Sebelum adik-adik berlabuh dan menginjak medan tempur berikutnya, ini saya bukan menakut-nakuti, ada baiknya mempersiapkan perbekalan sejak dini. “Lha, memangnya kita mau kemana, kak?”. Kampus adalah pelabuhan terakhir menuju ‘kehidupan’ yang sebenar-benarnya, dik. Maka persiapkanlah. The real life begins after leaving school.
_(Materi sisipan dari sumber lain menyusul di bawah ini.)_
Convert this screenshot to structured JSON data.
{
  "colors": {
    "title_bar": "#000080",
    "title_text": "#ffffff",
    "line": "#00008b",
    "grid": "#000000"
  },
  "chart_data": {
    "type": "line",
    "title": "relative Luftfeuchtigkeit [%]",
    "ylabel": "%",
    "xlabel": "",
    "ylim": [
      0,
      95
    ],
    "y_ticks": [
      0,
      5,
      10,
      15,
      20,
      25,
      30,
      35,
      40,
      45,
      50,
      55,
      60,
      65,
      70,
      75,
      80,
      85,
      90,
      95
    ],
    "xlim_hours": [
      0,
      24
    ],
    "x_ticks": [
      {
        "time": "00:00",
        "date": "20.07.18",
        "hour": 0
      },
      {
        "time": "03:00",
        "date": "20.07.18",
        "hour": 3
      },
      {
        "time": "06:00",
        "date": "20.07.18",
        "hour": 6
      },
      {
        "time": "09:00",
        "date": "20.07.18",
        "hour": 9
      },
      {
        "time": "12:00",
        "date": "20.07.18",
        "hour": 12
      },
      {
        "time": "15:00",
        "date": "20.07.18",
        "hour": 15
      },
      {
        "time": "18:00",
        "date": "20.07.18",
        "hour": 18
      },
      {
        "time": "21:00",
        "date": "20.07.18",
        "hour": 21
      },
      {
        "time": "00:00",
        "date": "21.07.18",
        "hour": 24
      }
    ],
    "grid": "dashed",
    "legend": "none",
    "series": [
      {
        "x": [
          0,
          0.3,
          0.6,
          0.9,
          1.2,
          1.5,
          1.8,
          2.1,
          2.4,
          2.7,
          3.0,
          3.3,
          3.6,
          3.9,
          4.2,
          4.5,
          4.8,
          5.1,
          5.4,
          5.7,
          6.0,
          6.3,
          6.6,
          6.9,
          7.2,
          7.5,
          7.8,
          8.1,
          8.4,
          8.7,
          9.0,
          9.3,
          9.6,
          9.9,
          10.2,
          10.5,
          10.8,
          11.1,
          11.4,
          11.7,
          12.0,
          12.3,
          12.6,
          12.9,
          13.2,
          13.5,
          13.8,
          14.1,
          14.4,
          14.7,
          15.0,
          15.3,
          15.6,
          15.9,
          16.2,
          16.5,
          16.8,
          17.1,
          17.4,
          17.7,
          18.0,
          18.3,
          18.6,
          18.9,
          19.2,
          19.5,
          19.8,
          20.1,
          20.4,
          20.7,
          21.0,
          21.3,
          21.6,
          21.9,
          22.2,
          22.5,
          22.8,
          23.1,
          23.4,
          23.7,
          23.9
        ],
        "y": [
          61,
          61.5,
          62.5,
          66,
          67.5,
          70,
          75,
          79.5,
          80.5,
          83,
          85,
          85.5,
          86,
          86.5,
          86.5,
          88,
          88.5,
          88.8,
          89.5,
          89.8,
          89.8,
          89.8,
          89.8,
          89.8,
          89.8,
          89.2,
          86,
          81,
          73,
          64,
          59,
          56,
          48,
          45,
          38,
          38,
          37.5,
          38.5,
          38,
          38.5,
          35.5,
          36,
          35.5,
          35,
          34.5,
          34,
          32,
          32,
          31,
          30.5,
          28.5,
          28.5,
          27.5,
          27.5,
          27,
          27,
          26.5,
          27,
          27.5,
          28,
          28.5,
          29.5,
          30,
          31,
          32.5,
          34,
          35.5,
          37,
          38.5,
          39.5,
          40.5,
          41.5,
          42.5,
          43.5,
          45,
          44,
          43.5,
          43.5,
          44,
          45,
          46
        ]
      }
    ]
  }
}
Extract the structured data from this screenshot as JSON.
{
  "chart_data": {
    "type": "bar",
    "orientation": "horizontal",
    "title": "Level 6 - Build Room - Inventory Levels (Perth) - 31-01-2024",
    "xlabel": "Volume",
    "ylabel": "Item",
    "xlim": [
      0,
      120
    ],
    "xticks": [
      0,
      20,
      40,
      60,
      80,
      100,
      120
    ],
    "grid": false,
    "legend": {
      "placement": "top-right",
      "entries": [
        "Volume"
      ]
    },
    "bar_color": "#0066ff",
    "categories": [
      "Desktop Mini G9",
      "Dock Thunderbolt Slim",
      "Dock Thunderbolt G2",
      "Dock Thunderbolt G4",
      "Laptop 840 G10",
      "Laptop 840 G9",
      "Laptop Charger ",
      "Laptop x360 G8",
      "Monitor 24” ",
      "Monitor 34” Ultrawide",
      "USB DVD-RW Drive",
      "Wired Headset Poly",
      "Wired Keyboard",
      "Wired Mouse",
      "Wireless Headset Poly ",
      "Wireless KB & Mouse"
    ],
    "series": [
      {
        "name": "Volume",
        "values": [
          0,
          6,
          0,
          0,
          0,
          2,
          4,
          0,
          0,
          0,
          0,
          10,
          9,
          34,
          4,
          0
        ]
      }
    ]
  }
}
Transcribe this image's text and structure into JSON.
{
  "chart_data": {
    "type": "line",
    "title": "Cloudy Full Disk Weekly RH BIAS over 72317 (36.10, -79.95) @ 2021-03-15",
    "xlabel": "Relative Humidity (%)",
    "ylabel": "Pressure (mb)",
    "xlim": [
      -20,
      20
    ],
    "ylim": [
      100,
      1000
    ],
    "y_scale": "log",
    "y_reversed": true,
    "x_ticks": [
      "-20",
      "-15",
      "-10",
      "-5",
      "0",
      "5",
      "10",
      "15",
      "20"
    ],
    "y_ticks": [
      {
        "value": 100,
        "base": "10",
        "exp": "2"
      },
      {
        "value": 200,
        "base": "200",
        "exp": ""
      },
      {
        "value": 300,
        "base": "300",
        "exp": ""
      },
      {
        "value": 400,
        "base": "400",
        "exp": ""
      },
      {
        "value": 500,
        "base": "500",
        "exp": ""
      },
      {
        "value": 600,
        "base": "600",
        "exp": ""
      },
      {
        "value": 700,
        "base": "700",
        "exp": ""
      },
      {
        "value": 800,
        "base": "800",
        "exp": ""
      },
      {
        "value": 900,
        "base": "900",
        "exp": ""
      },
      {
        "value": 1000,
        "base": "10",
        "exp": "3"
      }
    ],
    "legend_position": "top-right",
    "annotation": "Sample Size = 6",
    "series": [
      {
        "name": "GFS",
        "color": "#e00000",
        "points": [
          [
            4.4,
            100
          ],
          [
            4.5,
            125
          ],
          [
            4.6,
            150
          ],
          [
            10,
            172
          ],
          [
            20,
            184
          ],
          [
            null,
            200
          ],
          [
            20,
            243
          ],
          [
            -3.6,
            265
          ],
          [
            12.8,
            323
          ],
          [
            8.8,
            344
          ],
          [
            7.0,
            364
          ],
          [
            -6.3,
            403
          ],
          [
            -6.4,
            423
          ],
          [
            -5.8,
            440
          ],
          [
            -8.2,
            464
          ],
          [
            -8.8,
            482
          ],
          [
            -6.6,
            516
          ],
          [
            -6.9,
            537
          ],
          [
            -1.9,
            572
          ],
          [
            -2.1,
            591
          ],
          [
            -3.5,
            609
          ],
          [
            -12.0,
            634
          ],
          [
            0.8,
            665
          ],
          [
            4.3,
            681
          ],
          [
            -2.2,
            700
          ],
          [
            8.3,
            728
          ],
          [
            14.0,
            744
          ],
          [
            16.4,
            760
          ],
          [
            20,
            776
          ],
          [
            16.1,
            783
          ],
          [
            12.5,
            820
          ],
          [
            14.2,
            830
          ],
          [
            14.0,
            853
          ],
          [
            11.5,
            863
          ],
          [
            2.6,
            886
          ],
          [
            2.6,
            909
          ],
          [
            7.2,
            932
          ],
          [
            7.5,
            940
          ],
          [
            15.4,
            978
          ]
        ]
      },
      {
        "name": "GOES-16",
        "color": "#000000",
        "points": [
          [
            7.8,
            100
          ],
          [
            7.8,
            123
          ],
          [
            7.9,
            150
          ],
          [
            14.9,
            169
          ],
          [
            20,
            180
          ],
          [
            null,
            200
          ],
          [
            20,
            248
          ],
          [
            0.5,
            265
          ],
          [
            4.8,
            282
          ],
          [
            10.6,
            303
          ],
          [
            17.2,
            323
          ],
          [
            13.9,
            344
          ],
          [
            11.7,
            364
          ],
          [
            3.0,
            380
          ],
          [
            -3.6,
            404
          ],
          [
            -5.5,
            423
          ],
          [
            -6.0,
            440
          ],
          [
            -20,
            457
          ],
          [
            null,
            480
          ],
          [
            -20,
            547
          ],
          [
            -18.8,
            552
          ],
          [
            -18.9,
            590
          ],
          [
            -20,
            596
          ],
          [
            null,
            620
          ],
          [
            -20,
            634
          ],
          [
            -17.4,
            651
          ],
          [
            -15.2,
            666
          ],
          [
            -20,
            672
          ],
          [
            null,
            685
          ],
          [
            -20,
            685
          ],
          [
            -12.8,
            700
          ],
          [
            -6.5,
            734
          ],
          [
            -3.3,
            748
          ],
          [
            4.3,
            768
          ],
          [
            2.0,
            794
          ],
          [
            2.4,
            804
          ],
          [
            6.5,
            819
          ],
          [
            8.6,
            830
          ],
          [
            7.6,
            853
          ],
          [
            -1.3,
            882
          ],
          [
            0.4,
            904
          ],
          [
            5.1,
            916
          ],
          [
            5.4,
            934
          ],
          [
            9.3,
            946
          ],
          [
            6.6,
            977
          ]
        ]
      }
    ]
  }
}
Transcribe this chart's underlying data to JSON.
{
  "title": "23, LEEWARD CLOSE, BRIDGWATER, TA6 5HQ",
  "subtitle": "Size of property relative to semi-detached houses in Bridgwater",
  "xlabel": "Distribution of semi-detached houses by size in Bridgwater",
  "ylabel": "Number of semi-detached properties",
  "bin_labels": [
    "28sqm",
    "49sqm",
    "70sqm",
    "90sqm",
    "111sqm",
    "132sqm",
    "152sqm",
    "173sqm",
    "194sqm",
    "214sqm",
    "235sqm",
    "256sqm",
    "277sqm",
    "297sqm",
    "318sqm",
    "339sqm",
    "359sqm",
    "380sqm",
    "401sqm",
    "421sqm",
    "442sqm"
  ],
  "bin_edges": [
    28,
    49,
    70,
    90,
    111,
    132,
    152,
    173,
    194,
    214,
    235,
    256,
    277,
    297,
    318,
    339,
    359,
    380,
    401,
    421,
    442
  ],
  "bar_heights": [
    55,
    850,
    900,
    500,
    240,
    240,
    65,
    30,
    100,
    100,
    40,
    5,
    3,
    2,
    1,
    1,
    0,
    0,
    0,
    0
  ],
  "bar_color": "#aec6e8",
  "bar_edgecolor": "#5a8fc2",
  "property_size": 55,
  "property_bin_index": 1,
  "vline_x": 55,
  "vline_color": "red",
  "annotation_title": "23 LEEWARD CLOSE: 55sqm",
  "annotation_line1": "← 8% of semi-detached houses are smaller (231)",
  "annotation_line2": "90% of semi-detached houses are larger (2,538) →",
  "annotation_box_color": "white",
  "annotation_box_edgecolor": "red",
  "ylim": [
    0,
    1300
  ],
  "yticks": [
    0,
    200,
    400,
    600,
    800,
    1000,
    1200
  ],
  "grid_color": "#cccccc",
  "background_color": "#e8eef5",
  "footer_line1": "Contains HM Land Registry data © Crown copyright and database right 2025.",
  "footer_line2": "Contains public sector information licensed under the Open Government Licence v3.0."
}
Meskipun memang sebagian ada yang sudah merasakan pahitnya kehidupan dari jauh-jauh hari, seperti harus juggling menyeimbangkan sekolah dan memenuhi kebutuhan hidup.

Beruntunglah saya bisa mencicipi bangku sekolah tinggi diantara teman-teman saya yang kurang beruntung, ditambah kultur masyarakat di desa tempat saya tinggal masih menganggap perempuan berpendidikan tinggi adalah hal yang tabu, pun orangtua saya yang berlatang belakang tidak berpendidikan tinggi, dan –terlepas dari salah jurusan– kuliah adalah salah satu nikmat yang patut disyukuri, Alhamdulillah… Kalau kata teman saya, kuliah itu memperpanjang kontrak waktu nganggur heuheu.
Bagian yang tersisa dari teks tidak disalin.